600 Infektionen in Fleischindustrie
NRW will nun auch Sammelunterkünfte bei Bauern überprüfen.
DÜSSELDORF (dpa) In Deutschland gibt es derzeit 600 nachgewiesene Corona-Infektionen in der Fleischindustrie. Das teilte NRW-Gesundheitsministers Karl-Josef Laumann im Gesundheitsausschuss des Düsseldorfer Landtags mit. Zugleich wies der CDU-Politiker Vorwürfe zurück, er sei nicht konsequent genug gegen Missstände in Schlachthöfen vorgegangen. Den Schuh, alles zu spät kontrolliert und geregelt zu haben, ziehe er sich nicht an. NRW hatte angeordnet, alle 20.000 Beschäftigten der Schlachthöfe in NRW auf das Corona-Virus zu testen, nachdem in einem Westfleisch-Betrieb in Coesfeld eine hohe Zahl von Infektionen entdeckt worden war.
Allein mit Landesrecht seien die seit vielen Jahren bekannten, häufig prekären Arbeitsverhältnisse in der deutschen Fleischindustrie aber nicht abzustellen, sagte Laumann.
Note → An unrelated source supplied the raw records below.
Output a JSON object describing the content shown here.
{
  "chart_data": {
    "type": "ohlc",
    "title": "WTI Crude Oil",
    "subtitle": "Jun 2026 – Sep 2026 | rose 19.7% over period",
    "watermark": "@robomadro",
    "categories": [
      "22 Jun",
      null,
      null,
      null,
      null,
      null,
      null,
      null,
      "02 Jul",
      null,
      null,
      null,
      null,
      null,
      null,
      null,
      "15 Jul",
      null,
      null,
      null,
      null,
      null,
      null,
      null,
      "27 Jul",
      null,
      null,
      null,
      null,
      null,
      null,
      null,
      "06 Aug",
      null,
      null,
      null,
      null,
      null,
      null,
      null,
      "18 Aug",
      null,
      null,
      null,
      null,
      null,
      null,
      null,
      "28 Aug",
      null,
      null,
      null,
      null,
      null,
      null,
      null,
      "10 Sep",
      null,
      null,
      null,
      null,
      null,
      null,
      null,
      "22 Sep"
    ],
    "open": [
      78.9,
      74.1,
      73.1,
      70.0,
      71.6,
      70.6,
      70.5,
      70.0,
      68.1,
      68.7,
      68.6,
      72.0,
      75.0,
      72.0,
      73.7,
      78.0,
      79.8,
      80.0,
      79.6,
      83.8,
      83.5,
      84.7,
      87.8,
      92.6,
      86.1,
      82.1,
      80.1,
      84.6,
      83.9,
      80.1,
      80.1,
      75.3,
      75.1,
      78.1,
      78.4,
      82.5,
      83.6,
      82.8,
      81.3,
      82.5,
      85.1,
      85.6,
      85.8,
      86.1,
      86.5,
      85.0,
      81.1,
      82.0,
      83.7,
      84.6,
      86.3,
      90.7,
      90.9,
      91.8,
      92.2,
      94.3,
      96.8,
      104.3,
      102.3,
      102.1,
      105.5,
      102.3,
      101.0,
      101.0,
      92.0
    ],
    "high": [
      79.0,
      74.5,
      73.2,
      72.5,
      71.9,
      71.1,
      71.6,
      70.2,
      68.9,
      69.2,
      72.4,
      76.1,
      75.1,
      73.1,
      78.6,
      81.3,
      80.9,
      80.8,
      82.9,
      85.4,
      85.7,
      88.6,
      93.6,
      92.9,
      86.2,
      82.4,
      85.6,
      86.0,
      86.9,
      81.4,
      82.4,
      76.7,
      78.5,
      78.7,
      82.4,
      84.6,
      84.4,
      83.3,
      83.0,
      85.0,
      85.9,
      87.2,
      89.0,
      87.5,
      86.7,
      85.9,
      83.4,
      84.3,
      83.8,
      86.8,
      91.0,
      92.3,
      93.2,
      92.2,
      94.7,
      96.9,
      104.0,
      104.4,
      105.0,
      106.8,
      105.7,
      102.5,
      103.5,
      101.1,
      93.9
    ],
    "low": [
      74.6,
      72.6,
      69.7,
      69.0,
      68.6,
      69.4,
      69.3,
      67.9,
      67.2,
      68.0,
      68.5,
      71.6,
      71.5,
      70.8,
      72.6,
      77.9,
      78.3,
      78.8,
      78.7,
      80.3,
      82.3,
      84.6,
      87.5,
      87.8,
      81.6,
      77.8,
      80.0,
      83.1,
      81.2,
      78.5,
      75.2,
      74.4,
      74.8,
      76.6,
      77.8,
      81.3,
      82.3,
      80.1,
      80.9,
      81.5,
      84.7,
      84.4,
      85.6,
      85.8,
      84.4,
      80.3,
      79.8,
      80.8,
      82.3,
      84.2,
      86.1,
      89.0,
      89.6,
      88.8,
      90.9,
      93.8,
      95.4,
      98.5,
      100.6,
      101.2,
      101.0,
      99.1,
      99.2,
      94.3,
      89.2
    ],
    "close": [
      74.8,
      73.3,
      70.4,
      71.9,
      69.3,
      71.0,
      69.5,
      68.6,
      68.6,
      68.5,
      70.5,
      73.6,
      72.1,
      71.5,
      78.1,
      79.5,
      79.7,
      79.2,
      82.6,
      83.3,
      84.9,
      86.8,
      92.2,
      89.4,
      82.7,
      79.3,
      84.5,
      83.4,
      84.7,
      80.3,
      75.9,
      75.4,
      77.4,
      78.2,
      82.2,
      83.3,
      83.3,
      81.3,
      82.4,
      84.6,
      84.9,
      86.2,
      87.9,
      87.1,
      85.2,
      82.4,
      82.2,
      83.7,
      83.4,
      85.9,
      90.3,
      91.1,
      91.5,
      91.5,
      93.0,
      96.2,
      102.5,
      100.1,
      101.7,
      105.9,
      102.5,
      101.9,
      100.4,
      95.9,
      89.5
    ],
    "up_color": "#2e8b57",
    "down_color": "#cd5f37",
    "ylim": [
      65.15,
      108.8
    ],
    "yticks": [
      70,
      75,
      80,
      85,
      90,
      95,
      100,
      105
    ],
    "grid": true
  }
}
Für durchgreifende Verbesserungen sei eine gesetzliche Initiative der Bundesregierung erforderlich. „Egal, wer Schlachthofbetreiber ist. Wir müssen jetzt diesen Sumpf austrocknen. Die Pandemie gibt uns die Möglichkeit, das zu tun“, hatte er zuvor im WDR-Interview gesagt.
Die Gewerkschaft NGG betonte, bei der Schlachtung und Zerlegung herrsche seit Jahren ein „knallharter Wettbewerb auf Kosten von Mensch und Tier“. Clemens Tönnies, Chef von Deutschlands größtem Schlachtbetrieb, warnte dagegen vor pauschaler Kritik. „Laumann steht gerade sehr unter Druck, aber seine Kritik darf nicht zur Manie werden“, sagte Tönnies. Zuvor hatte der Kreis Gütersloh die ersten Zahlen nach Tests auf Corona-Infektionen bei Tönnies vorgestellt. Bislang sind von 784 ausgewerteten Proben der Mitarbeiter aus dem Schlachtbetrieb alle negativ ausgefallen.
NRW will nach der Fleischindustrie nun auch Sammelunterkünfte in anderen Bereichen, etwa bei Erntehelfern, stärker überprüfen. „Jeder Bauer muss wissen: Der Staat wird in dieser Saison gucken“, sagte der Minister. Anders als Arbeiter der Fleischbranche lebten Erntehelfer in Werkswohnungen, zu denen sich der Arbeitsschutz auch besser Zugang verschaffen könne.